Associação Dinamizadora dos Interesses de Basto
Edição de 29-09-2014

Arquivo: Edição de 25-01-2010

SECÇÃO: Informação

Em Gondiães
“Festas das Papas” honra S. Sebastião

A procissão dá início ao ritual religioso
A procissão dá início ao ritual religioso
Todos os anos, no dia 20 de Janeiro, celebra-se a famosa “Festa das Papas” em Cabeceiras de Basto, mais precisamente nos lugares sertanejos do Samão e Gondiães. Assim, de forma alternada (anos ímpares no Samão e anos pares em Gondiães, na freguesia de Gondiães, concelho de Cabeceiras de Basto), se rende homenagem a S. Sebastião “advogado da fome, da peste e da guerra” .
Reza a lenda local que “há muitos anos veio para cá uma epidemia que matava toda a gente e os animais. Foi por isso que os nossos antepassados prometeram dar do melhor que tinham a todas as pessoas que por aqui aparecessem em honra de S. Sebastião. O melhor que tínhamos era o pão, o vinho e a carne de porco”. Esta epidemia remonta ao século XIV e foi também designada de Peste Negra, espalhando-se pela Europa e atingindo Portugal em 1348.
O povo, como forma de gratidão, prometeu que daí avante, todos os anos, no dia 20 de Janeiro, dia de S. Sebastião, esta festa se faria e seria oferecido a todos os residentes e forasteiros que ali se deslocassem aquilo que de melhor e mais abundante tinham, ou seja, o pão, o vinho, e a carne . A promessa cumpre-se e a tradição repete-se a 20 de Janeiro, dia de S. Sebastião, “pois foi quando os nossos antepassados prometeram”.
Os convençais da terra e os visitantes colocam-se ao longo da mesa onde esperam a distribuição dos alimentos e a passagem do Santo
Os convençais da terra e os visitantes colocam-se ao longo da mesa onde esperam a distribuição dos alimentos e a passagem do Santo
Os dias que antecedem os festejos geram uma verdadeira azáfama na aldeia. Os preparativos iniciam-se, três dias antes na “Casa do Santo”, um edifício utilizado exclusivamente para este fim. Aqui se cozem as broas (várias arrobas de farinha) e as papas. As broas são confeccionadas pelas mulheres e cozidas em lenha de ervideiro e medronheiro.
As papas, essas estão a cargo dos homens, que com mestria cozem a farinha em grandes potes de ferro, onde previamente cozem as carnes dos porcos que a Comissão de Festas (sendo que os populares também oferecem carne) comprou. Por tradição as papas só podem ser confeccionadas a partir da meia-noite.

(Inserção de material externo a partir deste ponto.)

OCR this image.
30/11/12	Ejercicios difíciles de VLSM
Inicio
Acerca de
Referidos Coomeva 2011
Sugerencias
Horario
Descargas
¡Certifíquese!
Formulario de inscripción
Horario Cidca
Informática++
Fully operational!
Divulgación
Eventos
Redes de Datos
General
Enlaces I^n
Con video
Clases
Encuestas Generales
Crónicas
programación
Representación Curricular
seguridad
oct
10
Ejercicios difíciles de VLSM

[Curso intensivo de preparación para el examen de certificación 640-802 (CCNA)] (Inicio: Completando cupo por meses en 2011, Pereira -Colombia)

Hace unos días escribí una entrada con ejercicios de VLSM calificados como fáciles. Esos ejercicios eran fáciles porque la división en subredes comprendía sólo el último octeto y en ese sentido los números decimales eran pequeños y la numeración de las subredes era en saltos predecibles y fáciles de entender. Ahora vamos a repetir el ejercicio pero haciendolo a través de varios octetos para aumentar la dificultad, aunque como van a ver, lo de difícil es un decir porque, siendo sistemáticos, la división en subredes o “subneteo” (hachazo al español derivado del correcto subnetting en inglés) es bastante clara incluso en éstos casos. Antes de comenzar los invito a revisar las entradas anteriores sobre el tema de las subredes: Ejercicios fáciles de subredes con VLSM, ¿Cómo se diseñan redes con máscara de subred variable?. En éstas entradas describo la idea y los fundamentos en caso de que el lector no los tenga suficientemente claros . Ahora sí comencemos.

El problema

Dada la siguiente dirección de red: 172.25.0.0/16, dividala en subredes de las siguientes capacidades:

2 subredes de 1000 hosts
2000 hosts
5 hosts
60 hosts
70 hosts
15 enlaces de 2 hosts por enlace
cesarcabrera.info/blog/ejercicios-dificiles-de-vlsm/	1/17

O Presidente da Junta na Casa do Santo distribui broas
O Presidente da Junta na Casa do Santo distribui broas
Milhares de forasteiros sobem a serra para participar na festa

Chegado o dia 20 de Janeiro, a agitação é grande na população e nos visitantes. A missa celebrou-se às onze horas na Capela de S. Sebastião. Por volta do meio-dia, o andor de S. Sebastião saiu em procissão até à Casa do Santo, para a bênção das papas, das broas, do vinho verde e da carne. Seguiu-se a bênção no “Campo das Papas”; aqui se estendem as toalhas de linho, que atingem 20 metros de comprimento e 60 cm de largura. Um homem pega numa vara, que serve de medida, para distribuir os alimentos. A cada vara corresponde uma broa, uma posta de toucinho, uma tigela de papas e o vinho. A broa, uma vez benzida é também designada de carolo ou mezinha. No local é distribuida e desgutada ou levada para casa onde se reparte com familiares, amigos e mesmo animais.
Depois deste repasto campestre, com os alimentos que sobraram, efectuou-se um leilão, cuja receita reverteu para S. Sebastião.
A festa terminou, com data marcada para o próximo ano, mas desta vez no lugar do Samão, onde seguindo os mesmos rituais, o povo venera o Santo e promove a Festa das Papas.